Compelling Attendance

Subpoena for a hearing or trial

• Subpoena for a hearing or trial. At the request of any party subpoenas for attendance at a hearing or trial shall be issued by the clerk of court of the county in which the action is pending when requested, or, in the case of a subpoena for the taking of a deposition, by the clerk of court of the county in which the action is so pending or in the county in which the deposition is being taken. An attorney admitted to practice law in this state, as an officer of the court, may also issue and sign such subpoenas on behalf of the court in which the action is pending or a court of the county in which the deposition is being taken, if the hearing, deposition or production pertains to an action pending in a court where the attorney has appeared for a party in that case. A subpoena may be served at any place within the state; and when permitted by the laws of the United States, this or another state or foreign country, the court upon proper application and cause shown may authorize the service of a subpoena outside the state in accordance with and as permitted by such law.

T.R. 45(E)

• Accordingly, by assuming Burton's defense in his absence, while having full knowledge of his incarceration and of the necessity for a writ or subpoena to secure his attendance at trial, Gallant waived the right to thereafter raise the defense of non-cooperation based solely on Burton's failure to appear and is now estopped from asserting the same in proceedings supplemental.

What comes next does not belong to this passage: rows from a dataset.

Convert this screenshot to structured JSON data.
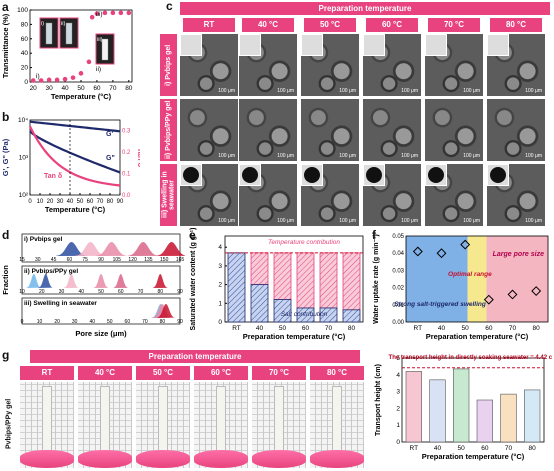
{
  "panels": {
    "a": {
      "label": "a",
      "ylabel": "Transmittance (%)",
      "xlabel": "Temperature (°C)",
      "xticks": [
        "20",
        "30",
        "40",
        "50",
        "60",
        "70",
        "80"
      ],
      "yticks": [
        "0",
        "20",
        "40",
        "60",
        "80",
        "100"
      ],
      "annotations": [
        "i)",
        "ii)",
        "iii)"
      ],
      "inset_labels": [
        "i)",
        "ii)",
        "iii)"
      ]
    },
    "b": {
      "label": "b",
      "ylabel": "G', G\" (Pa)",
      "ylabel_right": "Tan δ",
      "xlabel": "Temperature (°C)",
      "xticks": [
        "0",
        "10",
        "20",
        "30",
        "40",
        "50",
        "60",
        "70",
        "80",
        "90"
      ],
      "yticks_left": [
        "10²",
        "10³",
        "10⁴"
      ],
      "yticks_right": [
        "0.0",
        "0.1",
        "0.2",
        "0.3"
      ],
      "legend": [
        "G'",
        "G\"",
        "Tan δ"
      ]
    },
    "c": {
      "label": "c",
      "header": "Preparation temperature",
      "columns": [
        "RT",
        "40 °C",
        "50 °C",
        "60 °C",
        "70 °C",
        "80 °C"
      ],
      "rows": [
        "i) Pvbips gel",
        "ii) Pvbips/PPy gel",
        "iii) Swelling in seawater"
      ],
      "scale_bar": "100 μm"
    },
    "d": {
      "label": "d",
      "ylabel": "Fraction",
      "xlabel": "Pore size (μm)",
      "rows": [
        {
          "title": "i) Pvbips gel",
          "ticks": [
            "15",
            "30",
            "45",
            "60",
            "75",
            "90",
            "105",
            "120",
            "135",
            "150",
            "165"
          ]
        },
        {
          "title": "ii) Pvbips/PPy gel",
          "ticks": [
            "10",
            "20",
            "30",
            "40",
            "50",
            "60",
            "70",
            "80",
            "90"
          ]
        },
        {
          "title": "iii) Swelling in seawater",
          "ticks": [
            "0",
            "10",
            "20",
            "30",
            "40",
            "50",
            "60",
            "70",
            "80",
            "90"
          ]
        }
      ]
    },
    "e": {
      "label": "e",
      "ylabel": "Saturated water content (g g⁻¹)",
      "xlabel": "Preparation temperature (°C)",
      "top_note": "Temperature contribution",
      "bottom_note": "Salt contribution",
      "categories": [
        "RT",
        "40",
        "50",
        "60",
        "70",
        "80"
      ],
      "yticks": [
        "0",
        "1",
        "2",
        "3",
        "4"
      ]
    },
    "f": {
      "label": "f",
      "ylabel": "Water uptake rate (g min⁻¹)",
      "xlabel": "Preparation temperature (°C)",
      "categories": [
        "RT",
        "40",
        "50",
        "60",
        "70",
        "80"
      ],
      "yticks": [
        "0.00",
        "0.01",
        "0.02",
        "0.03",
        "0.04",
        "0.05"
      ],
      "notes": [
        "Large pore size",
        "Optimal range",
        "Strong salt-triggered swelling"
      ]
    },
    "g": {
      "label": "g",
      "header": "Preparation temperature",
      "columns": [
        "RT",
        "40 °C",
        "50 °C",
        "60 °C",
        "70 °C",
        "80 °C"
      ],
      "row_label": "Pvbips/PPy gel",
      "bar_title": "The transport height in directly soaking seawater = 4.42  cm",
      "bar_ylabel": "Transport height (cm)",
      "bar_xlabel": "Preparation temperature (°C)",
      "categories": [
        "RT",
        "40",
        "50",
        "60",
        "70",
        "80"
      ],
      "yticks": [
        "0",
        "1",
        "2",
        "3",
        "4",
        "5"
      ]
    }
  },
  "chart_data": [
    {
      "type": "scatter",
      "panel": "a",
      "x": [
        20,
        25,
        30,
        35,
        40,
        45,
        50,
        55,
        57,
        60,
        65,
        70,
        75,
        80
      ],
      "y": [
        2,
        2,
        3,
        3,
        4,
        6,
        12,
        28,
        90,
        95,
        96,
        96,
        96,
        96
      ],
      "ylim": [
        0,
        100
      ],
      "xlim": [
        18,
        82
      ]
    },
    {
      "type": "line",
      "panel": "b",
      "series": [
        {
          "name": "G'",
          "x": [
            0,
            90
          ],
          "y": [
            9000,
            5000
          ]
        },
        {
          "name": "G\"",
          "x": [
            0,
            90
          ],
          "y": [
            5000,
            400
          ]
        },
        {
          "name": "Tan δ",
          "x": [
            0,
            90
          ],
          "y": [
            0.32,
            0.03
          ]
        }
      ]
    },
    {
      "type": "bar",
      "panel": "e",
      "categories": [
        "RT",
        "40",
        "50",
        "60",
        "70",
        "80"
      ],
      "series": [
        {
          "name": "salt",
          "values": [
            3.7,
            2.0,
            1.2,
            0.75,
            0.75,
            0.65
          ]
        },
        {
          "name": "total",
          "values": [
            3.7,
            3.7,
            3.7,
            3.7,
            3.7,
            3.7
          ]
        }
      ],
      "ylim": [
        0,
        4.6
      ]
    },
    {
      "type": "scatter",
      "panel": "f",
      "categories": [
        "RT",
        "40",
        "50",
        "60",
        "70",
        "80"
      ],
      "values": [
        0.041,
        0.04,
        0.045,
        0.013,
        0.016,
        0.018
      ],
      "ylim": [
        0,
        0.05
      ]
    },
    {
      "type": "bar",
      "panel": "g",
      "categories": [
        "RT",
        "40",
        "50",
        "60",
        "70",
        "80"
      ],
      "values": [
        4.2,
        3.7,
        4.35,
        2.5,
        2.85,
        3.1
      ],
      "reference": 4.42,
      "ylim": [
        0,
        5
      ]
    }
  ],
  "colors": {
    "pink": "#e8437e",
    "navy": "#1f2a6b",
    "blue": "#2b4ea0",
    "lightblue": "#6fb5ea",
    "yellow": "#f5e88f",
    "redbg": "#f4b7c2"
  }
}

Gallant Ins. Co. v. Wilkerson, 720 N.E.2d 1223, 1229 (Ind. Ct. App. 1999)

Contempt

• Failure by any person without adequate excuse to obey a subpoena served upon him may be deemed a contempt of the court from which the subpoena issued, or court of the county where the witness was required thereunder to appear or act. The attendance of all witnesses when duly subpoenaed, and to whom fees have been paid or tendered as required by law may be enforced by attachment.

T.R. 45(F)

• Her failure to obey the subpoena to appear and testify was contempt under Ind.R.Tr.P. 45(f) and the court had the authority to issue a bench warrant to order that she be physically arrested and produced in open court for that purpose.

Jordan v. State, 432 N.E.2d 9, 13 (Ind. 1982)

• Indiana Rule of Trial Procedure 45(F) indicates that "failure by any person without adequate excuse to obey a subpoena served upon him may be deemed a contempt of court." Defendant thus had the opportunity to compel these witnesses to attend the depositions, but did not take full advantage of the methods available to him.

Glover v. State, 441 N.E.2d 1360, 1363 (Ind. 1982)

Incarcerated witness

• [T]he standard applicable to ruling upon a motion to produce a witness incarcerated in a penal institution is whether the defendant has shown that the testimony of the incarcerated witness is material to the case.

Stevenson v. State, 656 N.E.2d 476, 478 (Ind. 1995)

Defendant’s right to compulsory process

• The United States Supreme Court discussed the constitutional guarantee to compulsory process for obtaining witnesses in Washington v. Texas, 388 U.S. 14 (1967). It stated:

The right to offer the testimony of witnesses, and to compel their attendance, if necessary, is in plain terms the right to present a defense, the right to present the defendant's version of the facts as well as the prosecution's to the jury so it may decide where the truth lies. Just as an accused has the right to confront the prosecution's witnesses for the purpose of challenging their testimony, he has the right to present his own witnesses to establish a defense. This right is a fundamental element of due process of law.

Davis v. State, 529 N.E.2d 112, 114 (Ind. Ct. App. 1988)

• Under Washington, two inquiries must be made when the denial of such a right is alleged:

1) whether the trial court arbitrarily denied the Sixth Amendment rights of the person calling the witness, and

2) whether the witness was competent to testify and his testimony would have been relevant and material to the defense.